Absentmindedly, I flipped through a long
wooden tray of old medicine posters and Norman Rockwell Americana. Some cheap
stereo obscured by jumbled booths plays some cheap radio station filled with
noisy ads and the routine, four-chord anthems. I shifted my weight and stifled
a yawn. Some glitter of blue glass caught my eye, and I glanced up. As I broke
my vigil, the mummy’s lids grated open. Then, he caught me in his gaze – locked
and immobile as stone. Black, hatched lines on a humble lithograph reflected my
soul-face. On a barren field, there I was with knee bent. In my arms, the most
sacred weight. I try, but I can’t see my face – it’s turned away, riveted upon
hers. Two or three feet away, I see the strange fruit of my labor. Six feet by
four feet by six feet, the ground has opened its mouth in a yawn. But the
somnolent dirt is patient and no stranger to grief. Her face is young, but
frightfully pale. How, I do not know, for there isn’t a scrap of color to be seen
on that page. But I know her, and her loss is almost too much to bear. The lids
close, and suddenly I am back under that irreverent paneled ceiling.
I
can see the sandy brown hair of my sister over the top of the next booth. She
rounds the corner. “There you are.” she says “I wondered where you’d gone off
to. Have you seen the old records they have over in the corner?” I look up at
her. “I think, Meg,” I shift my weight and struggle to compose my thoughts in a
way that doesn’t sound absurd. “I think, Meg, that my life will be marked by
some great tragedy.” I can tell she doesn’t quite know how to respond. I don’t know
how to respond. I can tell she thinks it’s absurd. And it is. How could one
lithograph in one squat crab-store in one beach hovel town signify any more
than another grey day on the Oregon coast? But my ears are tuned to the unexceptional
presage, the significance in the ordinary.
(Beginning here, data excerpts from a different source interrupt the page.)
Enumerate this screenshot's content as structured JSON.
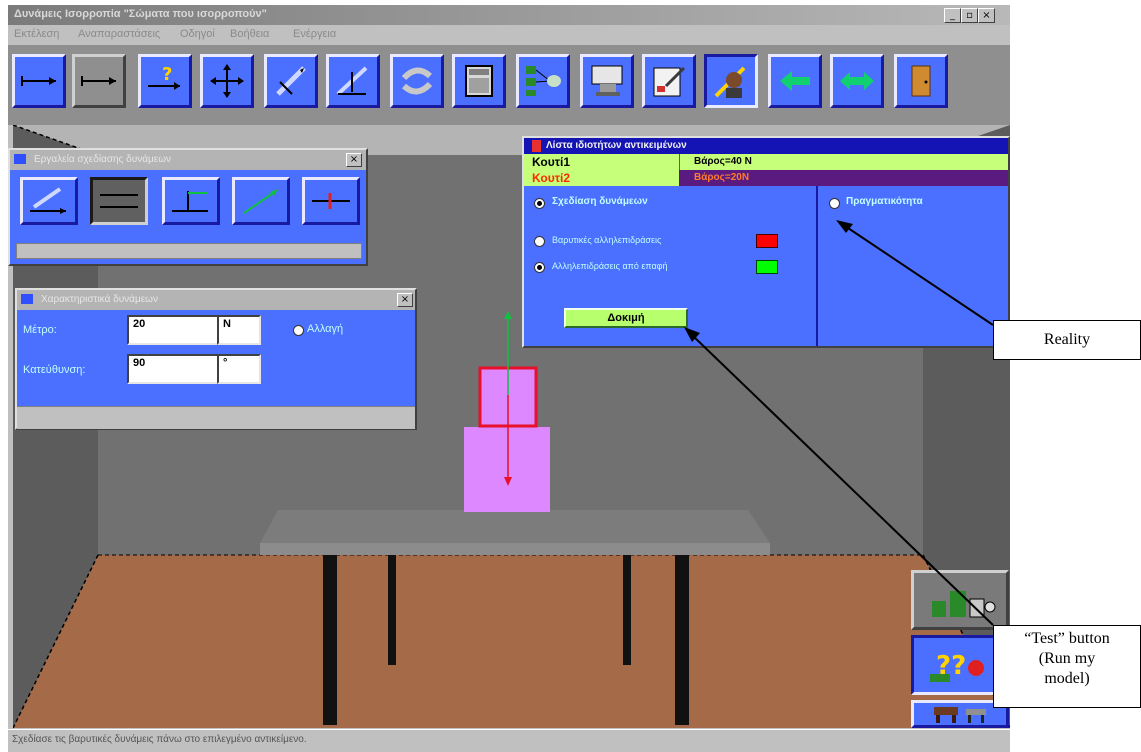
{
  "window": {
    "title": "Δυνάμεις Ισορροπία \"Σώματα που ισορροπούν\"",
    "controls": [
      "_",
      "▫",
      "×"
    ]
  },
  "menu": [
    "Εκτέλεση",
    "Αναπαραστάσεις",
    "Οδηγοί",
    "Βοήθεια",
    "Ενέργεια"
  ],
  "toolbar": {
    "buttons": [
      {
        "icon": "vector-line-icon"
      },
      {
        "icon": "vector-line-gray-icon"
      },
      {
        "icon": "vector-help-icon"
      },
      {
        "icon": "move-arrows-icon"
      },
      {
        "icon": "edit-vector-icon"
      },
      {
        "icon": "pencil-angle-icon"
      },
      {
        "icon": "cycle-arrows-icon"
      },
      {
        "icon": "calculator-icon"
      },
      {
        "icon": "connect-objects-icon"
      },
      {
        "icon": "presentation-icon"
      },
      {
        "icon": "notebook-icon"
      },
      {
        "icon": "teacher-icon"
      },
      {
        "icon": "back-arrow-icon"
      },
      {
        "icon": "double-arrow-icon"
      },
      {
        "icon": "exit-door-icon"
      }
    ]
  },
  "toolbox_panel": {
    "title": "Εργαλεία σχεδίασης δυνάμεων",
    "close": "×",
    "tools": [
      "draw-vector-icon",
      "parallel-lines-icon",
      "perpendicular-icon",
      "diagonal-vector-icon",
      "red-vector-icon"
    ]
  },
  "properties_panel": {
    "title": "Χαρακτηριστικά δυνάμεων",
    "close": "×",
    "magnitude_label": "Μέτρο:",
    "magnitude_value": "20",
    "magnitude_unit": "N",
    "direction_label": "Κατεύθυνση:",
    "direction_value": "90",
    "direction_unit": "°",
    "change_label": "Αλλαγή"
  },
  "object_list_panel": {
    "title": "Λίστα ιδιοτήτων αντικειμένων",
    "rows": [
      {
        "name": "Κουτί1",
        "value": "Βάρος=40 Ν"
      },
      {
        "name": "Κουτί2",
        "value": "Βάρος=20Ν"
      }
    ],
    "draw_forces_label": "Σχεδίαση δυνάμεων",
    "gravity_label": "Βαρυτικές αλληλεπιδράσεις",
    "contact_label": "Αλληλεπιδράσεις από επαφή",
    "test_button": "Δοκιμή",
    "reality_label": "Πραγματικότητα",
    "colors": {
      "gravity": "#ff0000",
      "contact": "#00ff00"
    }
  },
  "status_text": "Σχεδίασε τις βαρυτικές δυνάμεις πάνω στο επιλεγμένο αντικείμενο.",
  "callouts": {
    "reality": "Reality",
    "test_line1": "“Test” button",
    "test_line2": "(Run my",
    "test_line3": "model)"
  }
}
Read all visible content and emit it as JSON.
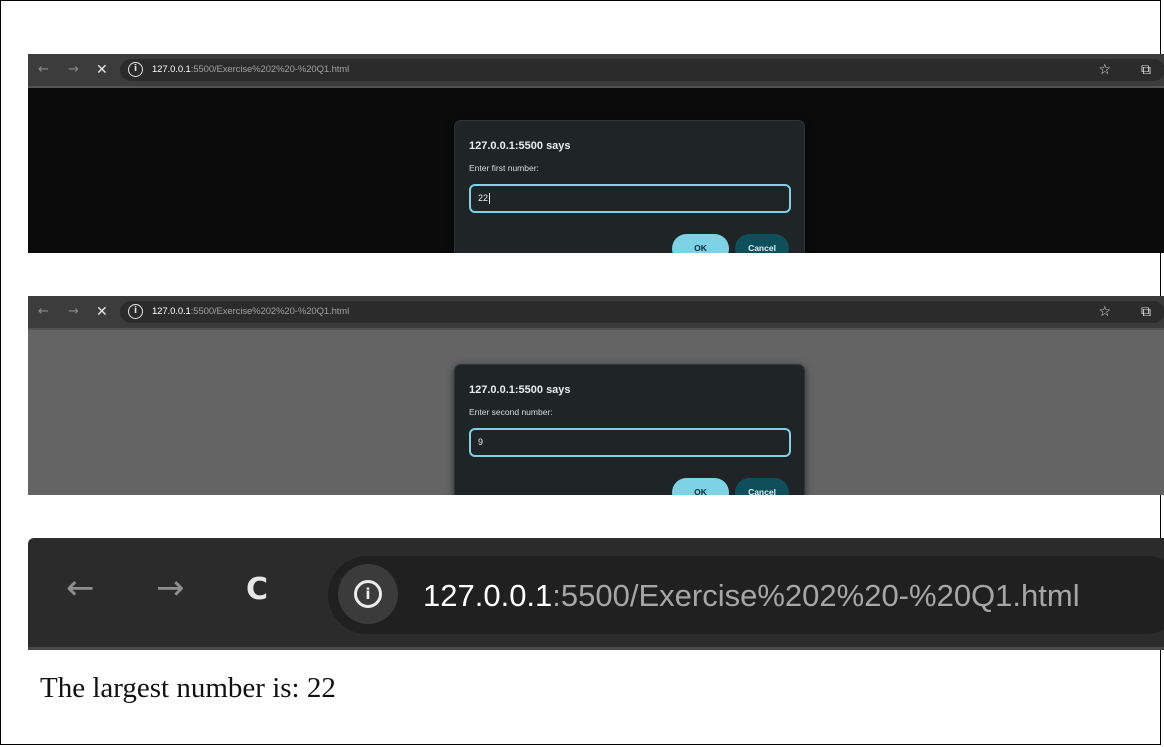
{
  "shots": [
    {
      "url_host": "127.0.0.1",
      "url_rest": ":5500/Exercise%202%20-%20Q1.html",
      "dialog": {
        "title": "127.0.0.1:5500 says",
        "message": "Enter first number:",
        "input_value": "22",
        "ok_label": "OK",
        "cancel_label": "Cancel"
      }
    },
    {
      "url_host": "127.0.0.1",
      "url_rest": ":5500/Exercise%202%20-%20Q1.html",
      "dialog": {
        "title": "127.0.0.1:5500 says",
        "message": "Enter second number:",
        "input_value": "9",
        "ok_label": "OK",
        "cancel_label": "Cancel"
      }
    }
  ],
  "result_browser": {
    "url_host": "127.0.0.1",
    "url_rest": ":5500/Exercise%202%20-%20Q1.html"
  },
  "result_text": "The largest number is: 22",
  "icons": {
    "back": "←",
    "forward": "→",
    "stop": "✕",
    "reload": "C",
    "info": "i",
    "star": "☆",
    "extensions": "⧉"
  },
  "colors": {
    "dialog_bg": "#1f2426",
    "accent": "#7dd3e5",
    "cancel_bg": "#0f4f5c"
  }
}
Together, we laugh it off and make our purchases. My sister, with some tasteful
sundries, of course. They’re gifts for family and friends. The holidays are
still three months away, but she’s always frightfully efficient. I walk up to
the counter with my scarab from this pharaoh’s tomb, cleverly disguised as a
two dollar-fifty lithograph. Outside, the sun has set and far out in the onyx
night I can hear the disconsolate waves rising and falling like buildings, men,
and civilizations. A soft, cold rain dabs the dirt-stained streets like a
mother cleaning the face of her child. But she can’t remove the crab from the
sand or the scarab from my hand. She can’t remove that prophecy that my heart
clings to with white knuckles. “I’ll need
this later.” I say to myself. Where did I learn my future? It was an
antiques store. Or at least I think it was. But it was more.